CHP Adalet Bakanlığı’ndan Sorumlu Genel Başkan Yardımcısı ve İzmir Milletvekili Gökçe Gökçen, TBMM’de kurulan Milli Dayanışma, Kardeşlik ve Demokrasi Komisyonu’na ilişkin partisinin genel merkezinde basın toplantısı düzenledi.

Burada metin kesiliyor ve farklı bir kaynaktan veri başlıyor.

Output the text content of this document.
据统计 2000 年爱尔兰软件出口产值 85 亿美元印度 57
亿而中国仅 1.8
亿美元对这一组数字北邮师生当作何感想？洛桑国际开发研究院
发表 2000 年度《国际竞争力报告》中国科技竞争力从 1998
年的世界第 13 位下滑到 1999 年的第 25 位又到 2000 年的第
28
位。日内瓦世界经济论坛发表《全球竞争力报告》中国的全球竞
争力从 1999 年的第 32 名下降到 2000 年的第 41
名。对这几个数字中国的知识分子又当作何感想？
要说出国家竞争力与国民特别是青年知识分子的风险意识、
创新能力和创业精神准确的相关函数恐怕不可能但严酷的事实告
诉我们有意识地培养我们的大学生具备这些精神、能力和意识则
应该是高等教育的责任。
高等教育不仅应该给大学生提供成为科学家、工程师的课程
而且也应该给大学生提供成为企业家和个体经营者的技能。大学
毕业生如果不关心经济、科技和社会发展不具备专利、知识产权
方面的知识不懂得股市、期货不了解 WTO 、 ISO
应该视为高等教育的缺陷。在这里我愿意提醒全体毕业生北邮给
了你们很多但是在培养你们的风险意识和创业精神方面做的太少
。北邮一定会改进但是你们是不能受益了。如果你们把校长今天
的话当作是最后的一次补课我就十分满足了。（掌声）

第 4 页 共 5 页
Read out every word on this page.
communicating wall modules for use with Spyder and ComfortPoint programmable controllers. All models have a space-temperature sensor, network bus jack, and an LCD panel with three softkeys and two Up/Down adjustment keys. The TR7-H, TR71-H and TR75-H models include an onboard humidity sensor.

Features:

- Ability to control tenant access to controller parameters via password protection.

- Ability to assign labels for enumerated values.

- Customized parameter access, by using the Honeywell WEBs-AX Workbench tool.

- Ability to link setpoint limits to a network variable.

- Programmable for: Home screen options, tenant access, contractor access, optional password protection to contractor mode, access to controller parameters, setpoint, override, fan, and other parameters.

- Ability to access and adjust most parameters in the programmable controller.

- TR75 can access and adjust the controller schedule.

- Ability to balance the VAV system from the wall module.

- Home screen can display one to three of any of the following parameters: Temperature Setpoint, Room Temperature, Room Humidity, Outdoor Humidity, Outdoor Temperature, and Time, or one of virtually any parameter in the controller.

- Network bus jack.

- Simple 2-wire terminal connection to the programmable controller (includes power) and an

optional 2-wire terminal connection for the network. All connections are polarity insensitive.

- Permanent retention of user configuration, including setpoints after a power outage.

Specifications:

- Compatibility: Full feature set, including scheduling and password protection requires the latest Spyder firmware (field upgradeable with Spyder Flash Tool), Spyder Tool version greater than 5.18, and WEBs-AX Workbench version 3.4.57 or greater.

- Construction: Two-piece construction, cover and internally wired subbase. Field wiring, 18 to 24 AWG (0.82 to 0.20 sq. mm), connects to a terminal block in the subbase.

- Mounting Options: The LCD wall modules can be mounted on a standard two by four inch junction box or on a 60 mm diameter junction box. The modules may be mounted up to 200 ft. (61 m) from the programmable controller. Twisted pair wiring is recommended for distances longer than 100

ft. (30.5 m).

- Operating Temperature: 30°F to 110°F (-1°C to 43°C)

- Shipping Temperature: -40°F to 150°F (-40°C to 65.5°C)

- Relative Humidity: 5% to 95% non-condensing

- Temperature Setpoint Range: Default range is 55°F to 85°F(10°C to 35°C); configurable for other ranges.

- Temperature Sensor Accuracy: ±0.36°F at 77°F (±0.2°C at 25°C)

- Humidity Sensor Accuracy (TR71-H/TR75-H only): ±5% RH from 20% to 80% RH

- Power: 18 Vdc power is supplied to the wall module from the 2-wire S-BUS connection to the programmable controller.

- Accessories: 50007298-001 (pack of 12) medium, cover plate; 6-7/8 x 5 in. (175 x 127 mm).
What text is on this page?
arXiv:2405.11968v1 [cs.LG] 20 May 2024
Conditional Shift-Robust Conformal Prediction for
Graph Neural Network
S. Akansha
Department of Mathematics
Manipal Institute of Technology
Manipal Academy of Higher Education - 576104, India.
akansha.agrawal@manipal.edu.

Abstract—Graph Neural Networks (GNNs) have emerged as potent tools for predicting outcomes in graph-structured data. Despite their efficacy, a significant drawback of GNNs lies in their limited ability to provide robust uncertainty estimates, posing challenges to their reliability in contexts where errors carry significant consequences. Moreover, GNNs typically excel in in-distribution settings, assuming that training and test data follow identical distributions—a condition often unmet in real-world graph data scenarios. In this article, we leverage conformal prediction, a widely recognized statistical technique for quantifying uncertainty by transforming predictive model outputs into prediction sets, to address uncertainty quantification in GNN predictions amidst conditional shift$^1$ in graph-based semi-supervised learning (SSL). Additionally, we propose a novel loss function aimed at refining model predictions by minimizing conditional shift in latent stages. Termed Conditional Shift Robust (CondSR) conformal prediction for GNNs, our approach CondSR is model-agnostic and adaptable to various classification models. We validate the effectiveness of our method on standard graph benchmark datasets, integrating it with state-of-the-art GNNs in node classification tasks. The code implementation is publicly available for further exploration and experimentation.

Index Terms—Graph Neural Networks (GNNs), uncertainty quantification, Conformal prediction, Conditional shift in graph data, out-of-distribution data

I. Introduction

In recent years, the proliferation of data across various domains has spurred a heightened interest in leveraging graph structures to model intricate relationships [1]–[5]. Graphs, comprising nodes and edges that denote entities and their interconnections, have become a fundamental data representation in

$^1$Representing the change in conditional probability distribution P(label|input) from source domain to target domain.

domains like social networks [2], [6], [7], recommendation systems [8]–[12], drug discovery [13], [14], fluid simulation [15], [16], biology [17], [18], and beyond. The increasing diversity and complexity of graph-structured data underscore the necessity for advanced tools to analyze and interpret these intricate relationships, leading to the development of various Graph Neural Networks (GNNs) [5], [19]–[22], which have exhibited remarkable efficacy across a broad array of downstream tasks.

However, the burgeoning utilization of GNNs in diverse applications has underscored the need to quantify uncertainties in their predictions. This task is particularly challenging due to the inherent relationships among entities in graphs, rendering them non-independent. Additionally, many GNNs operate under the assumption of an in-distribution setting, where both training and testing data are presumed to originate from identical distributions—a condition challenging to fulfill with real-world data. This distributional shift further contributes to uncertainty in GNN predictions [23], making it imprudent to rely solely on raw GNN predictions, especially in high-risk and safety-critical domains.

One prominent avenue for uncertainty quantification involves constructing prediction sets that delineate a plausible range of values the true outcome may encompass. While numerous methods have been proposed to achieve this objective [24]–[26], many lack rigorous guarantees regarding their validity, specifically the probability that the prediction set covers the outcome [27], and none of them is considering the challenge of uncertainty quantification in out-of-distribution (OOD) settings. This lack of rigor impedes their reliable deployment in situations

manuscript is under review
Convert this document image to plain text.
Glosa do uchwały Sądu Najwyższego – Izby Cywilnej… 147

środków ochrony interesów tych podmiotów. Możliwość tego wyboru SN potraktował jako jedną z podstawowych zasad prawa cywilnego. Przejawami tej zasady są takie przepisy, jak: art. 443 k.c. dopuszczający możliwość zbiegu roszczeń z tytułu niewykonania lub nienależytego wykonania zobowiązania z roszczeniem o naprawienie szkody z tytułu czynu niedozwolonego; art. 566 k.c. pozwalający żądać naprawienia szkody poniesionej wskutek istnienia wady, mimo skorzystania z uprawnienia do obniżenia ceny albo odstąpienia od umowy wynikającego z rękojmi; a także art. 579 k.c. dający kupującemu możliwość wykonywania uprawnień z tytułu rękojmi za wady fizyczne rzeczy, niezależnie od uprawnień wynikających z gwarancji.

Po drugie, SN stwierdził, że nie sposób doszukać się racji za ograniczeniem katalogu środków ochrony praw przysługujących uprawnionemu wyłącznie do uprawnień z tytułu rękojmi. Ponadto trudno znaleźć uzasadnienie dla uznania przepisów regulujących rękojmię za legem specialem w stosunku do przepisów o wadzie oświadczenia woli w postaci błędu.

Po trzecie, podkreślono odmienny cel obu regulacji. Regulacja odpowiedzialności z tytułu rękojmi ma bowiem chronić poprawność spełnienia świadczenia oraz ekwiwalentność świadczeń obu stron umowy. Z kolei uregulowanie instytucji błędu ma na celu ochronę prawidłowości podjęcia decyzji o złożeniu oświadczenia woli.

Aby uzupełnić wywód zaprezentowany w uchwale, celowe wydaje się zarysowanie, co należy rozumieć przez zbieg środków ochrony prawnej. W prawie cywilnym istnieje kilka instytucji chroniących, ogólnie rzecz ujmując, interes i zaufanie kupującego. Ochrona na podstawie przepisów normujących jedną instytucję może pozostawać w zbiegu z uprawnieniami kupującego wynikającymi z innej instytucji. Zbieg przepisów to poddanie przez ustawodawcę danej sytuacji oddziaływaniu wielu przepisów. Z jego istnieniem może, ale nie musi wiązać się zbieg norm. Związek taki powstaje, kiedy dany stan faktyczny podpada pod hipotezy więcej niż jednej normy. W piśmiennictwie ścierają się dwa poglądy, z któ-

Gökçen’in açıklamaları şöyle:
“TBMM Milli Dayanışma, Kardeşlik ve Demokrasi Komisyonu, dün onuncu kez toplandı. Bu toplantıda çatışma çözümü alanında çalışan akademisyenlerin görüşlerini dinledik. Prof. Dr. Havva Kökarslan, Prof. Dr. Sevtap Yokuş Vesnedaroğlu, Prof. Dr. Ayşe Betül Çelik, Doç. Dr. Esra Çuhadar, Büyükelçi Fatih Ulusoy, Hüseyin Oruç, Prof. Dr. Deniz Ülke Kaynak, Doç Dr. Vahap Coşkun, Prof. Dr. Talha Köse’yi dinledik komisyonda dün. Bir hatırlatma yapmak gerekirse CHP olarak biz, toplumsal barışın inşası ve terörünün alıcı olarak sonlanması için adresin TBMM olduğunu söyledik ve TBMM’de bir komisyonun kurulması gerektiğini ifade etmiştik. Başta şehit aileleri olmak üzere, tüm kesimlerin dinlenilmesi ve bu komisyonda konuşacakların da ifade özgürlüğünün güvence altına alınması gerektiğini savunmuştuk. Kapsayıcılık ve herkesi dahil etmenin bu süreçte hayati olduğunu ifade etmiştik. Ve demokratikleşme yönünde birtakım adımların atılmasının çözümü için gerekli olduğunu söylemiştik. Ve bir ‘Demokratikleşme Paketi’nden bahsetmiştik.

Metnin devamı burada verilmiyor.